10/03/2017

1967 Danelectro-made Silvertone 1452 "Hornet" Electric Guitar





After repairing my friend Tom's Silvertone Hornet, I decided I really wanted one. The dollar-to-gear ratio did not match-up until recently and so I sprung for this one after doing some horse trading. It's pretty clean and came-in all-original save that someone had pressed a fretboard's worth of brand-new jumbo frets into it. Nice! They'd hadn't been seated 100% or leveled, but it was a nice extra upon unboxing it.

Today was really busy, but I had about an hour and a half left of "no-one's-time" and so I finished this off -- giving it a fret level/dress, adding a ground to the wiring harness, compensating the saddle, and setting it up for open D tuning. Just like the last Hornet, this one is rip-roaring fun in classic Danelectro style -- but the solidbody build and bizarro-world Jazzmaster offset body shape make it fit better for me than the usual U or U-doublecut shapes.


One thing I didn't know about this particular version of the model before is that the pickguard is actually just veneer on masonite. It's shielded on the back which makes this a very noise-free guitar, too. I have a severe temptation to sand down the white into the brown of the masonite and then polish it back up to a "satin coffee" look. Right, right...?


The "skate key" tuners and original aluminum nut are doing fine. This has a wide nut, too, at 1 3/4" width. The neck profile is a mild-medium C-shape, however, and the board is just lightly-radiused, so in the end it has a "retro-modern" feel.


The neck construction is a rosewood board over a poplar neck that's reinforced with two non-adjustable truss rods. That's what keeps Dano necks so straight over time despite having a "modern" depth.


I like the little rings around the lipstick pickups. This neck pickup sounds a little dark and I may have to check the wiring harness again to make sure I didn't miss a factory-installed tiny capacitor somewhere in there.
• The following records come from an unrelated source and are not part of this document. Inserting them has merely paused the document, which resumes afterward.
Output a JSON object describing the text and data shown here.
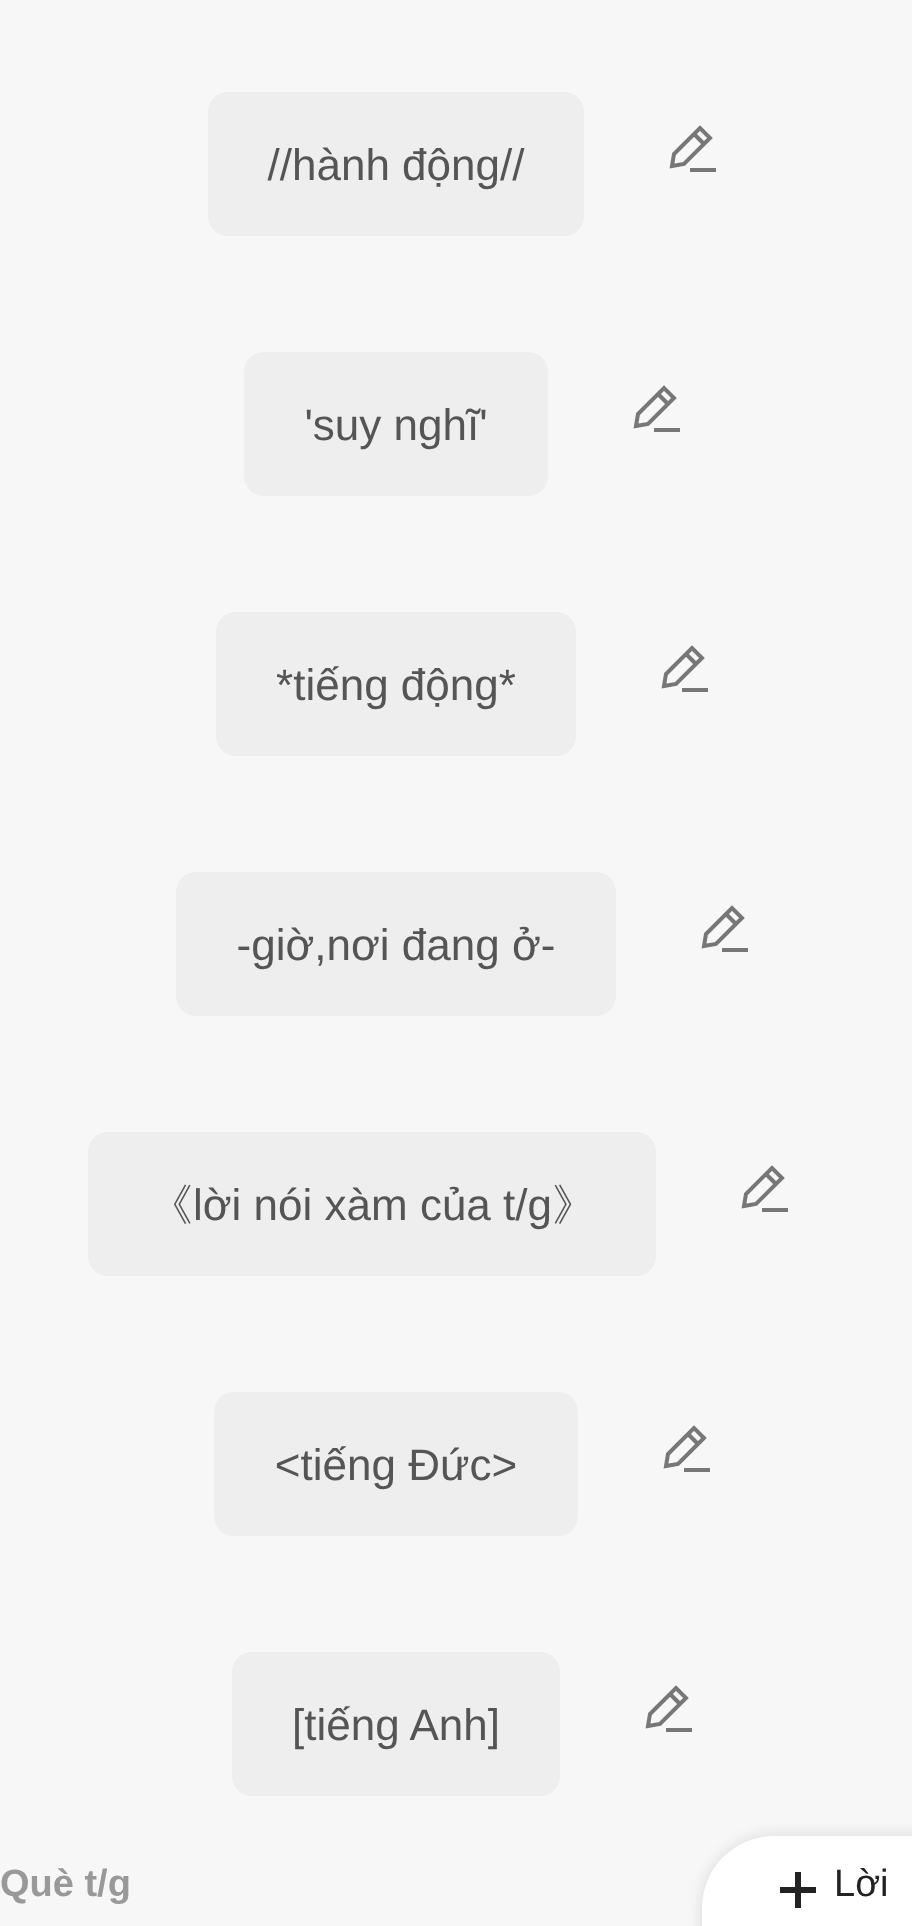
{
  "formats": [
    {
      "label": "//hành động//"
    },
    {
      "label": "'suy nghĩ'"
    },
    {
      "label": "*tiếng động*"
    },
    {
      "label": "-giờ,nơi đang ở-"
    },
    {
      "label": "《lời nói xàm của t/g》"
    },
    {
      "label": "<tiếng Đức>"
    },
    {
      "label": "[tiếng Anh]"
    }
  ],
  "footer": {
    "label": "Què t/g",
    "add_button": "Lời"
  }
}
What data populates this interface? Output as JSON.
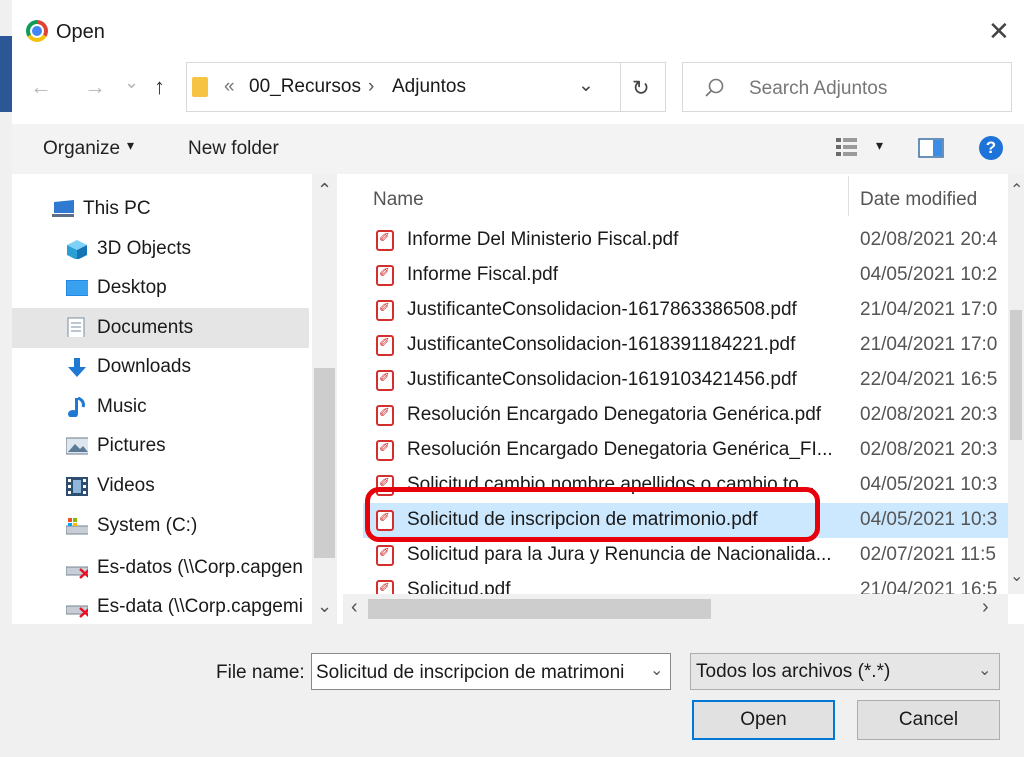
{
  "window": {
    "title": "Open",
    "close_glyph": "✕"
  },
  "nav": {
    "back": "←",
    "forward": "→",
    "recent": "⌄",
    "up": "↑"
  },
  "address": {
    "overflow": "«",
    "crumbs": [
      "00_Recursos",
      "Adjuntos"
    ],
    "separator": "›",
    "dropdown": "⌄",
    "refresh": "↻"
  },
  "search": {
    "placeholder": "Search Adjuntos",
    "icon": "search-icon"
  },
  "toolbar": {
    "organize": "Organize",
    "organize_caret": "▾",
    "new_folder": "New folder",
    "view_caret": "▾",
    "help": "?"
  },
  "sidebar": {
    "scroll_up": "⌃",
    "scroll_down": "⌄",
    "items": [
      {
        "label": "This PC",
        "icon": "computer-icon"
      },
      {
        "label": "3D Objects",
        "icon": "cube-icon"
      },
      {
        "label": "Desktop",
        "icon": "desktop-icon"
      },
      {
        "label": "Documents",
        "icon": "document-icon",
        "selected": true
      },
      {
        "label": "Downloads",
        "icon": "download-icon"
      },
      {
        "label": "Music",
        "icon": "music-icon"
      },
      {
        "label": "Pictures",
        "icon": "pictures-icon"
      },
      {
        "label": "Videos",
        "icon": "videos-icon"
      },
      {
        "label": "System (C:)",
        "icon": "drive-icon"
      },
      {
        "label": "Es-datos (\\\\Corp.capgen",
        "icon": "network-drive-icon"
      },
      {
        "label": "Es-data (\\\\Corp.capgemi",
        "icon": "network-drive-icon"
      }
    ]
  },
  "files": {
    "columns": {
      "name": "Name",
      "date": "Date modified"
    },
    "scroll_up": "⌃",
    "scroll_down": "⌄",
    "scroll_left": "‹",
    "scroll_right": "›",
    "rows": [
      {
        "name": "Informe Del Ministerio Fiscal.pdf",
        "date": "02/08/2021 20:4"
      },
      {
        "name": "Informe Fiscal.pdf",
        "date": "04/05/2021 10:2"
      },
      {
        "name": "JustificanteConsolidacion-1617863386508.pdf",
        "date": "21/04/2021 17:0"
      },
      {
        "name": "JustificanteConsolidacion-1618391184221.pdf",
        "date": "21/04/2021 17:0"
      },
      {
        "name": "JustificanteConsolidacion-1619103421456.pdf",
        "date": "22/04/2021 16:5"
      },
      {
        "name": "Resolución Encargado Denegatoria Genérica.pdf",
        "date": "02/08/2021 20:3"
      },
      {
        "name": "Resolución Encargado Denegatoria Genérica_FI...",
        "date": "02/08/2021 20:3"
      },
      {
        "name": "Solicitud cambio nombre apellidos o cambio to...",
        "date": "04/05/2021 10:3"
      },
      {
        "name": "Solicitud de inscripcion de matrimonio.pdf",
        "date": "04/05/2021 10:3",
        "highlighted": true
      },
      {
        "name": "Solicitud para la Jura y Renuncia de Nacionalida...",
        "date": "02/07/2021 11:5"
      },
      {
        "name": "Solicitud.pdf",
        "date": "21/04/2021 16:5"
      }
    ]
  },
  "footer": {
    "filename_label": "File name:",
    "filename_value": "Solicitud de inscripcion de matrimoni",
    "filename_caret": "⌄",
    "filetype_value": "Todos los archivos (*.*)",
    "filetype_caret": "⌄",
    "open_label": "Open",
    "cancel_label": "Cancel"
  },
  "colors": {
    "accent": "#0078d7",
    "highlight": "#cce8ff",
    "annotation": "#e8000b",
    "pdf": "#d32f2f"
  }
}
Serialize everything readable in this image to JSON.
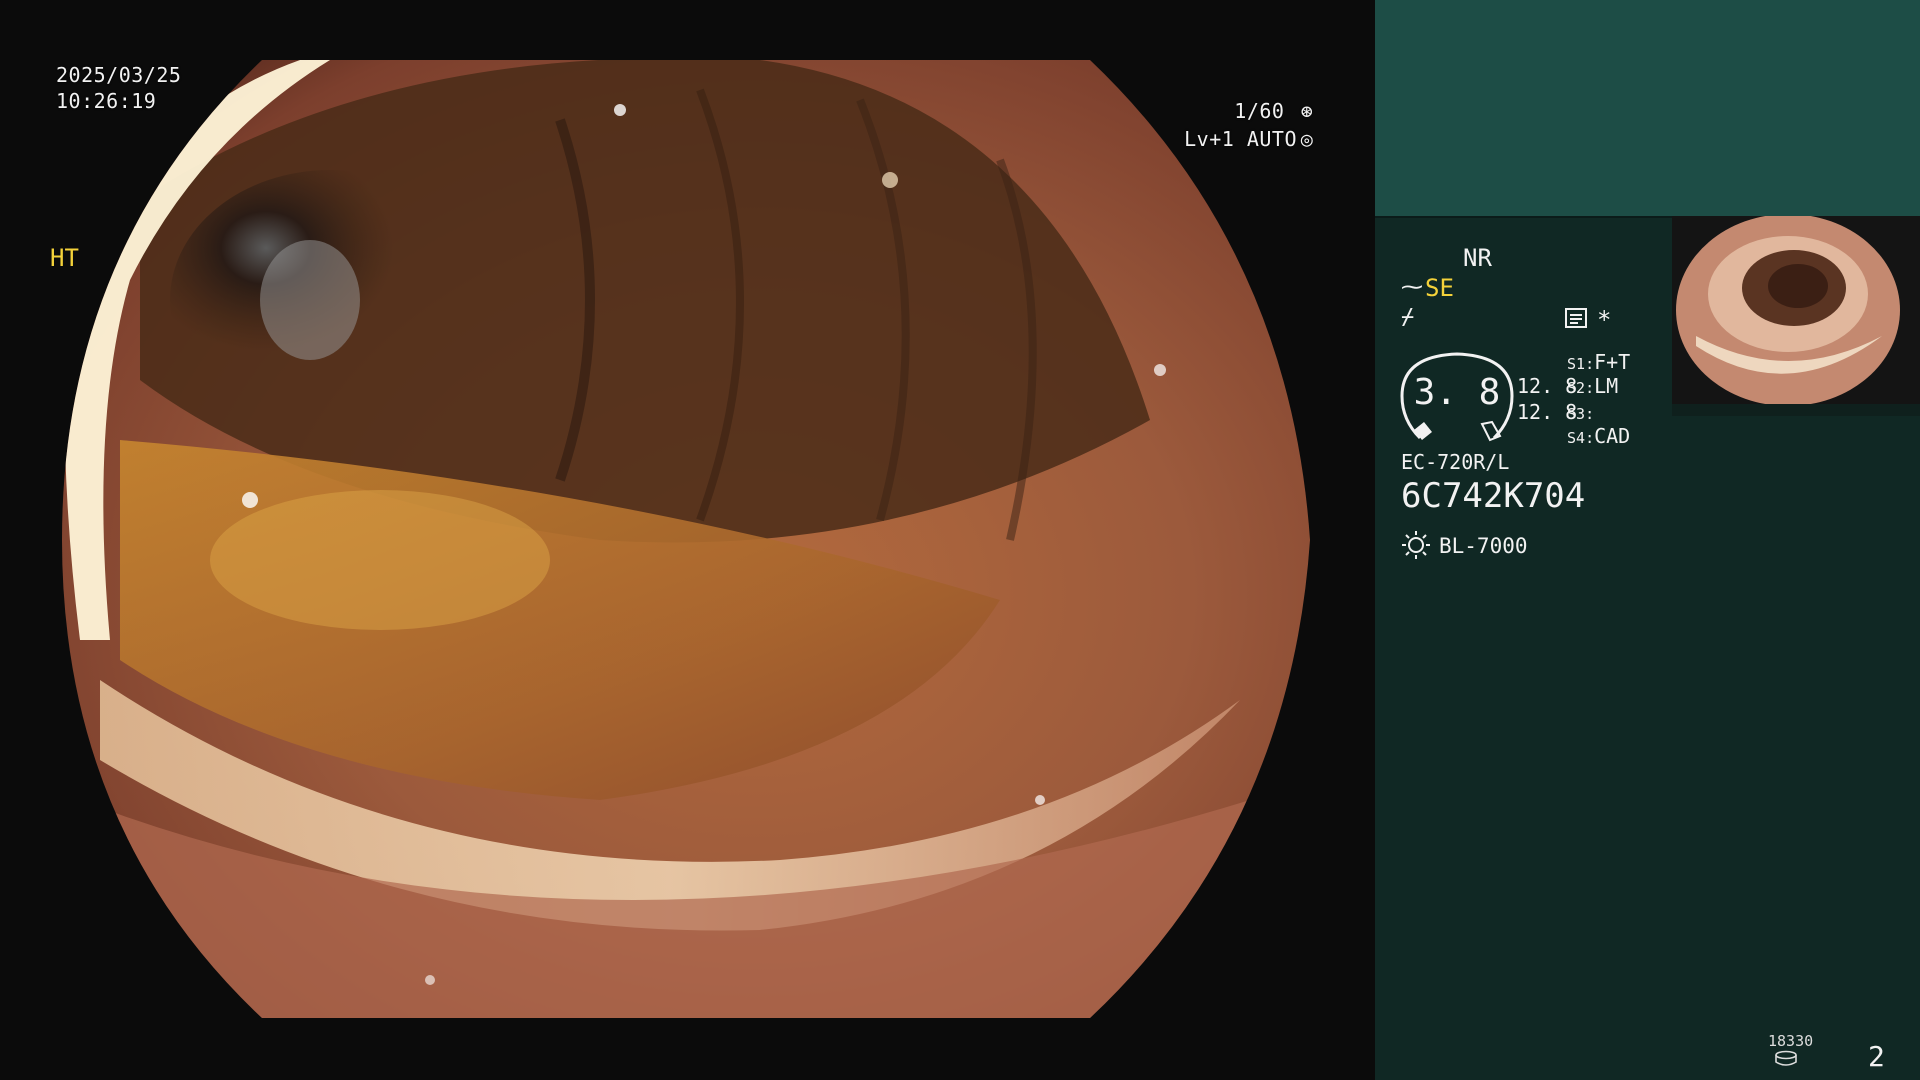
{
  "colors": {
    "panel_background": "#102824",
    "panel_header": "#1d4d46",
    "highlight_yellow": "#f4d23a",
    "text": "#f2f2f2"
  },
  "video": {
    "date": "2025/03/25",
    "time": "10:26:19",
    "shutter": "1/60",
    "shutter_icon": "aperture-icon",
    "level": "Lv+1",
    "exposure_mode": "AUTO",
    "exposure_icon": "iris-icon"
  },
  "panel": {
    "mode_ht": "HT",
    "mode_nr": "NR",
    "mode_se": "SE",
    "color_enhance_icon": "tilde-icon",
    "sharpness_icon": "sharpness-icon",
    "menu_icon": "menu-icon",
    "asterisk": "*",
    "gauge_value": "3. 8",
    "gauge_v1": "12. 8",
    "gauge_v2": "12. 8",
    "switches": [
      {
        "key": "S1",
        "sep": ":",
        "value": "F+T"
      },
      {
        "key": "S2",
        "sep": ":",
        "value": "LM"
      },
      {
        "key": "S3",
        "sep": ":",
        "value": ""
      },
      {
        "key": "S4",
        "sep": ":",
        "value": "CAD"
      }
    ],
    "scope_model": "EC-720R/L",
    "scope_serial": "6C742K704",
    "light_icon": "light-source-icon",
    "light_source": "BL-7000",
    "counter_value": "18330",
    "counter_icon": "storage-icon",
    "page_index": "2"
  }
}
I removed the spring and bar-attachment gizmos to this bridge which would've originally made it "whammy-equipped." I then add a block in the "spring chamber" and bolt the thing down nice and pat so it's as secure as a Fender-style hardtail bridge. Final mods include cleaning-up the string path on the rosewood saddle and then compensating it for 3-plain and 3-wound stringing (see the notches on the front edge).


This has tone/volume for each pickup.




This number on the back of the headstock doesn't give a build date, but the Danelectro-style 4-digit number in the neck pocket pointed this to 1967.


The little hole below the bolt-on neck plate is for micro-tilt neck angle adjustments. It makes setup a breeze -- though purists will tell you that a wedge-shaped shim will make it resonate a lot better. I roll my eyes just slightly. I like practicality.